A ideologia hodierna reside em que a produção e o consumo reproduzem e justificam a dominação. Mas o seu caráter ideológico não altera o fato de que seus benefícios são reais. A repressividade do todo reside em alto grau na sua eficácia: amplia as perspectivas da cultura material, facilita a obtenção das necessidades da vida, torna o conforto e o luxo mais baratos, atrai áreas cada vez mais vastas para a órbita da indústria - enquanto, ao mesmo tempo, apóia e encoraja a labuta e a destruição. O indivíduo paga com o sacrifício do seu tempo, de sua consciência, de seus sonhos; a civilização paga com o sacrifício de suas próprias promessas de liberdade, justiça e paz para todos. (Herbert Marcuse. Eros e civilização, capítulo 4)



As diferentes formas de desajustamento social não devem ser vistas como "erros" do sistema, mas sim como "resíduos" do "processo de (re)produção social" (o processo de produzir a vida social, e de reproduzir as suas próprias condições de produção). Esses resíduos - ou "produtos defeituosos" -, por sua vez, surgem naturalmente do desajustamento dos dispositivos de regulação do próprio processo produtivo. Como estes dispositivos, devido à presença de informações incompletas e viscosas, inerentes à realidade material na qual existe uma guerra eterna entre as forças e todas as formas de vida pela disputa do espaço-tempo (e por conseguinte da matéria)-
o bellum omnium contra omnes - , jamais estarão perfeitamente ajustados, um certo grau de desajustamento social é, nesse sentido, "natural", portanto esperado a priori, e de forma alguma "um erro".

Como em todo processo industrial, há um rígido controle de qualidade, que se apresenta na forma de coerções que buscam abafar a atividade dos resíduos e assim minimizar os malefícios decorrentes de sua inevitável presença.

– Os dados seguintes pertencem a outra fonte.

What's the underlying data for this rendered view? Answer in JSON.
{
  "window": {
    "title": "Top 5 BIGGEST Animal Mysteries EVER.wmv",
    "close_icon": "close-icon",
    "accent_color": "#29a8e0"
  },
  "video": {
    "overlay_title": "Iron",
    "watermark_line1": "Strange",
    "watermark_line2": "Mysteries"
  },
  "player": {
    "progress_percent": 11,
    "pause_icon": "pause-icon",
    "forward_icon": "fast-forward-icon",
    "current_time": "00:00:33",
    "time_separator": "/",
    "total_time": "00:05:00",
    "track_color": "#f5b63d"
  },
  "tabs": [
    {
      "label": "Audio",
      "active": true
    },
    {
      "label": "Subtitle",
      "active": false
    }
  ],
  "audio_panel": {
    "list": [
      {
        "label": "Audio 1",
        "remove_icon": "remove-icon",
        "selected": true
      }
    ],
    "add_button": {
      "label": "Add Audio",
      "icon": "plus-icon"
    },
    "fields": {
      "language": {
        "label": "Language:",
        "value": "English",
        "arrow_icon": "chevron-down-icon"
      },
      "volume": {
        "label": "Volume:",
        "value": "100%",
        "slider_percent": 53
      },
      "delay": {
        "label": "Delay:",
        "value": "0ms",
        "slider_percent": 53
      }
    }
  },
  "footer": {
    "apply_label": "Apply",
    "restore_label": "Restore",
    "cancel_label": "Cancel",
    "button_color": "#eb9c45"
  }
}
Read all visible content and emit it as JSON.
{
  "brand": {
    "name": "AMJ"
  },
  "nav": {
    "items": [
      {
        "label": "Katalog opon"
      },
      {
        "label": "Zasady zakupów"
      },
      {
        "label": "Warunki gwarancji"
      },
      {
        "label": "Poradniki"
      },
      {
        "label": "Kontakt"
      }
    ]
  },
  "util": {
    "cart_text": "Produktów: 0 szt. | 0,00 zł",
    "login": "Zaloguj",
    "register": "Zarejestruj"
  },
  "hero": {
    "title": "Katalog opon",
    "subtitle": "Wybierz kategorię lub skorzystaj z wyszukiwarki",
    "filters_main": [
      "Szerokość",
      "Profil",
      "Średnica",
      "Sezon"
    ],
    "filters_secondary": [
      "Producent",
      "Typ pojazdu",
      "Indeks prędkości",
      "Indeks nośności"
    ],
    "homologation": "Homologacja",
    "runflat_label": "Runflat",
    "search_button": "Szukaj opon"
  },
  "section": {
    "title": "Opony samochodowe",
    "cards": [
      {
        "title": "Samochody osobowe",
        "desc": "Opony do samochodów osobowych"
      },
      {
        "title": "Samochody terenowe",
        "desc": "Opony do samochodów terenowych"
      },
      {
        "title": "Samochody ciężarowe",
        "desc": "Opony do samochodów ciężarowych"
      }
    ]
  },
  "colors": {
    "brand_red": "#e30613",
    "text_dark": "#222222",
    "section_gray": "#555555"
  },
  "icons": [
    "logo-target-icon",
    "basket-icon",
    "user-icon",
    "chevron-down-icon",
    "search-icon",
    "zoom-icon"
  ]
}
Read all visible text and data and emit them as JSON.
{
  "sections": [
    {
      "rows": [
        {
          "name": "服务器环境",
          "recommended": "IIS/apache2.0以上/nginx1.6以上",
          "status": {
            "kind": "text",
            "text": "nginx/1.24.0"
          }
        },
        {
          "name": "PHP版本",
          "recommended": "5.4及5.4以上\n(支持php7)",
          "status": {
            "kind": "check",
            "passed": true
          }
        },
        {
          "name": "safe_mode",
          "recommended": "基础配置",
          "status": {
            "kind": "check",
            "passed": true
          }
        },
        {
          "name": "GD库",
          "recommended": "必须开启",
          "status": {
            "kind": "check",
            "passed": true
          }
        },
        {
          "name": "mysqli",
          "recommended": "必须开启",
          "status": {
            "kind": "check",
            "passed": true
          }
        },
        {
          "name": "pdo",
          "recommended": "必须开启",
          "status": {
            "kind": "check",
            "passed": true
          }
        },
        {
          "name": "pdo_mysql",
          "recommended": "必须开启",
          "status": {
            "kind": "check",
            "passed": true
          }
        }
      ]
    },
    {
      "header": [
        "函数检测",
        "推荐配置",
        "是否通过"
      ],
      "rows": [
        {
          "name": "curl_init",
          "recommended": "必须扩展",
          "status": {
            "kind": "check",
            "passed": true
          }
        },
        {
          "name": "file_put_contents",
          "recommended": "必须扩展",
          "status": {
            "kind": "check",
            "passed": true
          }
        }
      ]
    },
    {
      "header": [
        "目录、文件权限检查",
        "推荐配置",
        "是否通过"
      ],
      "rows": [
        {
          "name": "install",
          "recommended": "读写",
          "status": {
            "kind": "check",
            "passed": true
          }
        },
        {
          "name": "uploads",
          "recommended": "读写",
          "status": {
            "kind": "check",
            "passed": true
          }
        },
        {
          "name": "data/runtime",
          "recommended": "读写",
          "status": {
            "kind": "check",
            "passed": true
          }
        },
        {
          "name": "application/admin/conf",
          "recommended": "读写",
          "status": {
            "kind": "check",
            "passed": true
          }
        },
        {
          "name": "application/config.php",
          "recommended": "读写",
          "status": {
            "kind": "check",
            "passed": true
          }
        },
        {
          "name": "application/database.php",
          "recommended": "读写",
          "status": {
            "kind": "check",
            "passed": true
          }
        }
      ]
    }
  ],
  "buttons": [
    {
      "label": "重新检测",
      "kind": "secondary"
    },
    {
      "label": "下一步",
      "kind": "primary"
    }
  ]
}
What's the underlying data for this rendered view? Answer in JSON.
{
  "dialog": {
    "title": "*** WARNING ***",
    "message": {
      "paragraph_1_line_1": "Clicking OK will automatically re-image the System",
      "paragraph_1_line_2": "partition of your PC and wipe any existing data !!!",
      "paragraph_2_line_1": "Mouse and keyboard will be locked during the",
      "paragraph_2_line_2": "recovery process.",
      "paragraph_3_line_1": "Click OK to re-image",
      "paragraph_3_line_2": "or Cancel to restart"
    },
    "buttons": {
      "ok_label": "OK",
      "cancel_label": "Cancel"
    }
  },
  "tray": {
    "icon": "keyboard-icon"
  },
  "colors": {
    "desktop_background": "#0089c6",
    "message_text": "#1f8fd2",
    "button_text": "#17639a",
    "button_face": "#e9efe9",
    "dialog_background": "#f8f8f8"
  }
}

Quando e se alguma categoria de resíduo (e uma delas é a do
outsider) sair do controle e ameaçar colocar todo o sistema em crise, a sociedade aciona seus mecanismos de defesa no sentido de regularizar a situação, por meio da eliminação física de parte do próprio organismo.

Como a vida é um desdobramento contínuo e cíclico da atividade, e como o indivíduo está preso ao seu narcisismo, a ele o seu desajustamento é apresentado, por meio de sofismas elaborados por sua racionalidade (
racionalidade essa que não passa de uma ferramenta que se encontra totalmente a serviço da volição individual), como uma qualidade, da qual não deve se envergonhar e a qual deve aceitar e defender, colocando-o, portanto, em desacordo com o sistema, mas em acordo com sigo mesmo.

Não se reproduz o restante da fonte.